During WWI church leaders encouraged my grandfather to enlist in the military rather than go on a mission. He retired early at age 55 so he and my grandmother could have a formal mission experience before he died. He passed away 15 years later at age 70. Their service in the Northwestern mission was a significant event for their relationship. On several occasions when Elder Franklin D. Richards, their mission president, and his wife met Judy and me they never failed to comment on what great and faithful missionaries Israel and Clara Abbott had been.
My father served a two-year mission before his WWII military duty in the Pacific, and after he retired at age 63 he served two senior missions: one with my mother and after my mother passed away, a second with my stepmother. My father died at age 78. Judy, Kristen, and I visited mother and dad in New Jersey and saw first hand how meaningful the experience was for them. The stories from England with Dad and Renee’ demonstrate great faithfulness and service.
Today I am 65 and my worldly circumstances recommend that I work another 15 years so I can retire from state service and better be able to provide for our needs once I stop working. Good medical insurance has become increasingly important to us.
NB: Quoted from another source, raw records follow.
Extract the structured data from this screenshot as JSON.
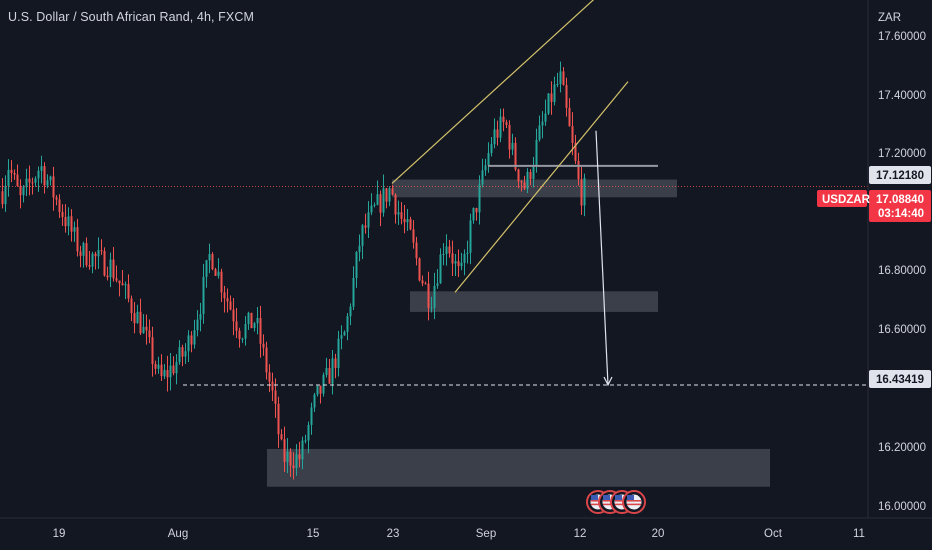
{
  "title": "U.S. Dollar / South African Rand, 4h, FXCM",
  "currency_label": "ZAR",
  "symbol_tag": "USDZAR",
  "countdown": "03:14:40",
  "colors": {
    "background": "#131722",
    "up": "#26a69a",
    "down": "#ef5350",
    "trendline": "#d4c26a",
    "zone": "#4a4e58",
    "text": "#d1d4dc",
    "price_line": "#ef5350"
  },
  "chart_data": {
    "type": "candlestick",
    "y_axis": {
      "ticks": [
        "17.60000",
        "17.40000",
        "17.20000",
        "16.80000",
        "16.60000",
        "16.20000",
        "16.00000"
      ],
      "tick_values": [
        17.6,
        17.4,
        17.2,
        16.8,
        16.6,
        16.2,
        16.0
      ],
      "range": [
        15.97,
        17.76
      ]
    },
    "x_axis": {
      "ticks": [
        "19",
        "Aug",
        "15",
        "23",
        "Sep",
        "12",
        "20",
        "Oct",
        "11"
      ]
    },
    "price_labels": {
      "level_high": "17.12180",
      "current": "17.08840",
      "target": "16.43419"
    },
    "levels": {
      "level_high": 17.1218,
      "current": 17.0884,
      "target": 16.43419
    },
    "anchors": [
      [
        0,
        17.08
      ],
      [
        8,
        17.2
      ],
      [
        20,
        17.08
      ],
      [
        40,
        17.2
      ],
      [
        60,
        17.05
      ],
      [
        80,
        16.9
      ],
      [
        110,
        16.85
      ],
      [
        140,
        16.65
      ],
      [
        160,
        16.45
      ],
      [
        185,
        16.55
      ],
      [
        200,
        16.72
      ],
      [
        210,
        16.9
      ],
      [
        225,
        16.75
      ],
      [
        240,
        16.62
      ],
      [
        255,
        16.66
      ],
      [
        272,
        16.4
      ],
      [
        282,
        16.18
      ],
      [
        300,
        16.18
      ],
      [
        315,
        16.38
      ],
      [
        330,
        16.48
      ],
      [
        345,
        16.62
      ],
      [
        360,
        16.95
      ],
      [
        375,
        17.05
      ],
      [
        390,
        17.12
      ],
      [
        400,
        17.02
      ],
      [
        410,
        16.95
      ],
      [
        420,
        16.82
      ],
      [
        430,
        16.73
      ],
      [
        445,
        16.95
      ],
      [
        460,
        16.8
      ],
      [
        470,
        16.98
      ],
      [
        480,
        17.12
      ],
      [
        492,
        17.3
      ],
      [
        505,
        17.35
      ],
      [
        515,
        17.2
      ],
      [
        525,
        17.12
      ],
      [
        540,
        17.32
      ],
      [
        552,
        17.45
      ],
      [
        560,
        17.5
      ],
      [
        570,
        17.3
      ],
      [
        580,
        17.1
      ],
      [
        586,
        17.12
      ]
    ],
    "trendlines": [
      {
        "from": [
          "Aug 21",
          17.12
        ],
        "to": [
          "Sep 16",
          17.95
        ]
      },
      {
        "from": [
          "Aug 28",
          16.74
        ],
        "to": [
          "Sep 15",
          17.58
        ]
      }
    ],
    "zones": [
      {
        "low": 17.11,
        "high": 17.13
      },
      {
        "low": 16.71,
        "high": 16.74
      },
      {
        "low": 16.1,
        "high": 16.19
      }
    ],
    "projection": {
      "from": 17.37,
      "to": 16.43419
    },
    "event_markers": 4
  }
}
Our children have urged, instead, that I retire sooner and with their financial backing serve a church mission with Judy. They say that with such a large family to support us we shouldn’t worry about finances but serve missions and provide other church service while we still have our health and energy. That could require more humility and faith than I have. I’m not eager to be dependent on my children. But these promptings have helped me realize that I’d actually ruled out the possibility of serving a senior mission.
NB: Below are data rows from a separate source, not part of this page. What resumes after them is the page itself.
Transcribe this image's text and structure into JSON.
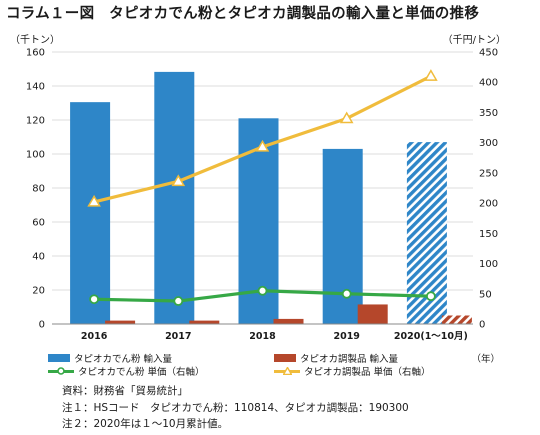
{
  "title": "コラム１ー図　タピオカでん粉とタピオカ調製品の輸入量と単価の推移",
  "left_unit": "（千トン）",
  "right_unit": "（千円/トン）",
  "x_unit": "（年）",
  "chart_data": {
    "type": "bar",
    "categories": [
      "2016",
      "2017",
      "2018",
      "2019",
      "2020(1〜10月)"
    ],
    "y_left": {
      "min": 0,
      "max": 160,
      "ticks": [
        0,
        20,
        40,
        60,
        80,
        100,
        120,
        140,
        160
      ]
    },
    "y_right": {
      "min": 0,
      "max": 450,
      "ticks": [
        0,
        50,
        100,
        150,
        200,
        250,
        300,
        350,
        400,
        450
      ]
    },
    "grid": true,
    "legend_position": "bottom",
    "series": [
      {
        "name": "タピオカでん粉 輸入量",
        "kind": "bar",
        "axis": "left",
        "color": "#2e86c8",
        "values": [
          130.5,
          148.3,
          121,
          103,
          107
        ],
        "hatched_last": true
      },
      {
        "name": "タピオカ調製品 輸入量",
        "kind": "bar",
        "axis": "left",
        "color": "#b5472b",
        "values": [
          2,
          2,
          3,
          11.5,
          5
        ],
        "hatched_last": true
      },
      {
        "name": "タピオカでん粉 単価（右軸）",
        "kind": "line",
        "axis": "right",
        "color": "#36a846",
        "marker": "circle",
        "values": [
          41,
          38,
          55,
          50,
          46
        ]
      },
      {
        "name": "タピオカ調製品 単価（右軸）",
        "kind": "line",
        "axis": "right",
        "color": "#f0bc3c",
        "marker": "triangle",
        "values": [
          202,
          236,
          293,
          340,
          410
        ]
      }
    ]
  },
  "notes": [
    "資料：財務省「貿易統計」",
    "注１：HSコード　タピオカでん粉：110814、タピオカ調製品：190300",
    "注２：2020年は１～10月累計値。"
  ]
}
But now I’ve turned 65, and given all the mail about it we've been receiving, it seems to be a matter of public record. In addition to signing up for Medicare, we need to fully consider the options for our immediate future before rheumatoid arthritis and other early developing physical maladies deny our ability to serve.
We’ve been so busy raising our family and recovering from one set back or another through the years that unexamined considerations of the ability, or even desire, to serve a senior mission have snuck up on us. Perhaps our example will be a cautionary tale to our children about the importance of addressing important goals and long-range financial planning now.
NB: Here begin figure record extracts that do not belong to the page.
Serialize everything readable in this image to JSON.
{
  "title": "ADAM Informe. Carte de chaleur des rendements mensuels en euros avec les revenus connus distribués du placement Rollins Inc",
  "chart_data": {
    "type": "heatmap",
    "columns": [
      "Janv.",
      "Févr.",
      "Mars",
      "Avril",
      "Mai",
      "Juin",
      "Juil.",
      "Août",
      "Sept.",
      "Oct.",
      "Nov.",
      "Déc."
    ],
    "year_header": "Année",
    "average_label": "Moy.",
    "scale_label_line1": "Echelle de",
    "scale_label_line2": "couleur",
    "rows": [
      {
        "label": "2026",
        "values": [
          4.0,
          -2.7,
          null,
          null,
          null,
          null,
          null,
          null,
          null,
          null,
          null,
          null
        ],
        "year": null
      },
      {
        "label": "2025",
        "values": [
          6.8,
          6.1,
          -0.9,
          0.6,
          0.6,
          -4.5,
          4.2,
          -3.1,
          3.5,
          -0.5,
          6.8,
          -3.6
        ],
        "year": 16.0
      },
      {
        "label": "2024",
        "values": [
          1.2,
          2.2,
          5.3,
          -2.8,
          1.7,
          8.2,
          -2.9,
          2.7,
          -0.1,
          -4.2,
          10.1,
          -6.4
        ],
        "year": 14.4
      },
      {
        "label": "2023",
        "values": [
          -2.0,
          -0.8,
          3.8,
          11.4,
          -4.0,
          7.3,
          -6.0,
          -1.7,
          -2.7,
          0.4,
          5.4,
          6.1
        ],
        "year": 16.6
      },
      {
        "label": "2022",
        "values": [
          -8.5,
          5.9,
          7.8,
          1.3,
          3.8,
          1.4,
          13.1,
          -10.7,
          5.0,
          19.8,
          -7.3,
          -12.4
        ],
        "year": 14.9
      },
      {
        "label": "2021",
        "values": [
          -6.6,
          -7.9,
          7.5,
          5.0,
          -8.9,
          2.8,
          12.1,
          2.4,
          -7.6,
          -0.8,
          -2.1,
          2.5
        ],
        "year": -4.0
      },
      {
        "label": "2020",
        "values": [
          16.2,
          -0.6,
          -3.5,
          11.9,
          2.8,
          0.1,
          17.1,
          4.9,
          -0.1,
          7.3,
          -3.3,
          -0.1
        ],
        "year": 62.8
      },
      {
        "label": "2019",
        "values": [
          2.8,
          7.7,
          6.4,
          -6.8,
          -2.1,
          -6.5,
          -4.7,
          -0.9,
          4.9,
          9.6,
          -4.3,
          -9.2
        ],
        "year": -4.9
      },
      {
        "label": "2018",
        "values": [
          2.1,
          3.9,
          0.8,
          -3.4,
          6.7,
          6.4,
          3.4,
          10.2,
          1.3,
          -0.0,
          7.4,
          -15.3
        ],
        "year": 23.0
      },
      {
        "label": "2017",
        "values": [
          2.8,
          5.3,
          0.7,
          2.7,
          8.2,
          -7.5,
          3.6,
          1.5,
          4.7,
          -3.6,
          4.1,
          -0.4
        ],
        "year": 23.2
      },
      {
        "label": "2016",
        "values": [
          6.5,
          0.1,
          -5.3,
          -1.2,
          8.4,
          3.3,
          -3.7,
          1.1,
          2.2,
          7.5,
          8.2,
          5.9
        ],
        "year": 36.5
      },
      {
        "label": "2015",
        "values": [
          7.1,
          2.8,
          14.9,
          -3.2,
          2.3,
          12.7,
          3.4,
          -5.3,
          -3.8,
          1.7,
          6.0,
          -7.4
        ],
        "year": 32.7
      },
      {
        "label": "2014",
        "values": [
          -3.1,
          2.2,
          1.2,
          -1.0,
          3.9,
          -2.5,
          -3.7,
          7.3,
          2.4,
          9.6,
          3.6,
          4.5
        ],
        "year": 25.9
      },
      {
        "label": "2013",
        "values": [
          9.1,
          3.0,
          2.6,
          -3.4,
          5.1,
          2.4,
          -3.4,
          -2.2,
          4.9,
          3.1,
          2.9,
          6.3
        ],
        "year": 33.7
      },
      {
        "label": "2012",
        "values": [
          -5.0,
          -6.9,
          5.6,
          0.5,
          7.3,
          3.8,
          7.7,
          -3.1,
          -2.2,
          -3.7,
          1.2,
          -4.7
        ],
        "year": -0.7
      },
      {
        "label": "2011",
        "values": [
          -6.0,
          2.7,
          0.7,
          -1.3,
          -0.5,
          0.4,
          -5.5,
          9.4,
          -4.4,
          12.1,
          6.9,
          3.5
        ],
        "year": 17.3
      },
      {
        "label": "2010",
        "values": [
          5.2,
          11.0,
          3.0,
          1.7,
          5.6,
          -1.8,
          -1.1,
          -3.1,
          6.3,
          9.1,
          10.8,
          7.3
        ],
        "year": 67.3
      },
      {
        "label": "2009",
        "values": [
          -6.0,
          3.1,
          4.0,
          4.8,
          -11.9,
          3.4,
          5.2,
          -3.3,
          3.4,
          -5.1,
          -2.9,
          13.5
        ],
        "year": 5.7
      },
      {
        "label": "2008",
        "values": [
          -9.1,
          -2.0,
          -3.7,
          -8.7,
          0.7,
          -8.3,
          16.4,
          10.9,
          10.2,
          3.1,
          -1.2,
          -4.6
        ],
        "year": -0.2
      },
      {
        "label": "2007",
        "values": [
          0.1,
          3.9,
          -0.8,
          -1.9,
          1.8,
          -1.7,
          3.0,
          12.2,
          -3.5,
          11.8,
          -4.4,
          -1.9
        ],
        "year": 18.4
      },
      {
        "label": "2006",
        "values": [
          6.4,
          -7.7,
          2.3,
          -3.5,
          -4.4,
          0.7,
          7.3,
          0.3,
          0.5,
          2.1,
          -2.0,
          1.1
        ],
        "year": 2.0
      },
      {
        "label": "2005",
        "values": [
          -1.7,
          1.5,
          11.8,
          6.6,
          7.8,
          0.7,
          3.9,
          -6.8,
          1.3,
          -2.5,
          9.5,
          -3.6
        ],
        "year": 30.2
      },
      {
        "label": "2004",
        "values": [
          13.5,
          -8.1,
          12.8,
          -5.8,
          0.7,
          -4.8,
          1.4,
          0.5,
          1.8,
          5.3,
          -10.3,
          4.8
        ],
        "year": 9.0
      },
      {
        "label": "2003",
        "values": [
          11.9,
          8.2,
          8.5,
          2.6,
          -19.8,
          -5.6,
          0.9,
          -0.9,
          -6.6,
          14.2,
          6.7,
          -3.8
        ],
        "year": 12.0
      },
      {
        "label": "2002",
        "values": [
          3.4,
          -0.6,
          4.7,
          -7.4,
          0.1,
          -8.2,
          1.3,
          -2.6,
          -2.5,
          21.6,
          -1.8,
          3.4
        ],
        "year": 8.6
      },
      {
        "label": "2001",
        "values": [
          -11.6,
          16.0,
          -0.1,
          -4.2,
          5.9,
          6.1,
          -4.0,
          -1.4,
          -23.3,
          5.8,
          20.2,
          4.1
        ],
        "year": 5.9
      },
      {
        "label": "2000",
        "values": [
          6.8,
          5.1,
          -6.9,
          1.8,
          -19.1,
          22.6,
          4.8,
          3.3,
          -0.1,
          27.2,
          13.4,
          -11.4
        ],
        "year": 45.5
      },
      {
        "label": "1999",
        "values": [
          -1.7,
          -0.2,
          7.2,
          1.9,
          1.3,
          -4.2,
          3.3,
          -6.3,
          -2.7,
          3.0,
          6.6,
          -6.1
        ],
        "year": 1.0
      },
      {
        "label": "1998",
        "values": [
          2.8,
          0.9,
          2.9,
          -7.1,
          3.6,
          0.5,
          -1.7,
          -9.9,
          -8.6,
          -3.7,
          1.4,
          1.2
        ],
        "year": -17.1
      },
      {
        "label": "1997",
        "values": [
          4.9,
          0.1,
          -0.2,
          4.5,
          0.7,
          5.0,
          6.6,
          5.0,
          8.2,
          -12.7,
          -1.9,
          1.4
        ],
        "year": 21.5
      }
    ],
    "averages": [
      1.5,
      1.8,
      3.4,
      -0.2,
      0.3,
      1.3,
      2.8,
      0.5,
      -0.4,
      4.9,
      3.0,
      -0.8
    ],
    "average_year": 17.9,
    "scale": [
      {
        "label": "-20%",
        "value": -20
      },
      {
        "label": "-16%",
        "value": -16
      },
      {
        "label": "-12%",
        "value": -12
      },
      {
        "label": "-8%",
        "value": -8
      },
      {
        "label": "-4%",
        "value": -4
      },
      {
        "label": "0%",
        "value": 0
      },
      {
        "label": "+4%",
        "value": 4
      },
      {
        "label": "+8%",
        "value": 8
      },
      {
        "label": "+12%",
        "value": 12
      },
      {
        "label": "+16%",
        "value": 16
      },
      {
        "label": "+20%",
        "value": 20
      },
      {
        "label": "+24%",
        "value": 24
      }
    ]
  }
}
I will ask our bishop about age and health qualifications to serve a senior mission; types of senior missionary service needed, and projected costs. Then I can check with my employer about the requirements for taking an administrative leave from work so Judy and I can serve before age and physical health issues close the mission door to us.
Even if we’re looking at a couple of years in the future, without gathering the facts and going to the Lord for timing and direction, going on a mission will just pass us by. And that would be a shame to break an Abbott tradition established by very faithful parents and grandparents.
Some milestones are more sobering than others, more shocking into action. Turning age 65 has been one of them. Additionally, children sensitive to the spirit and not bashful about speaking up have been very helpful.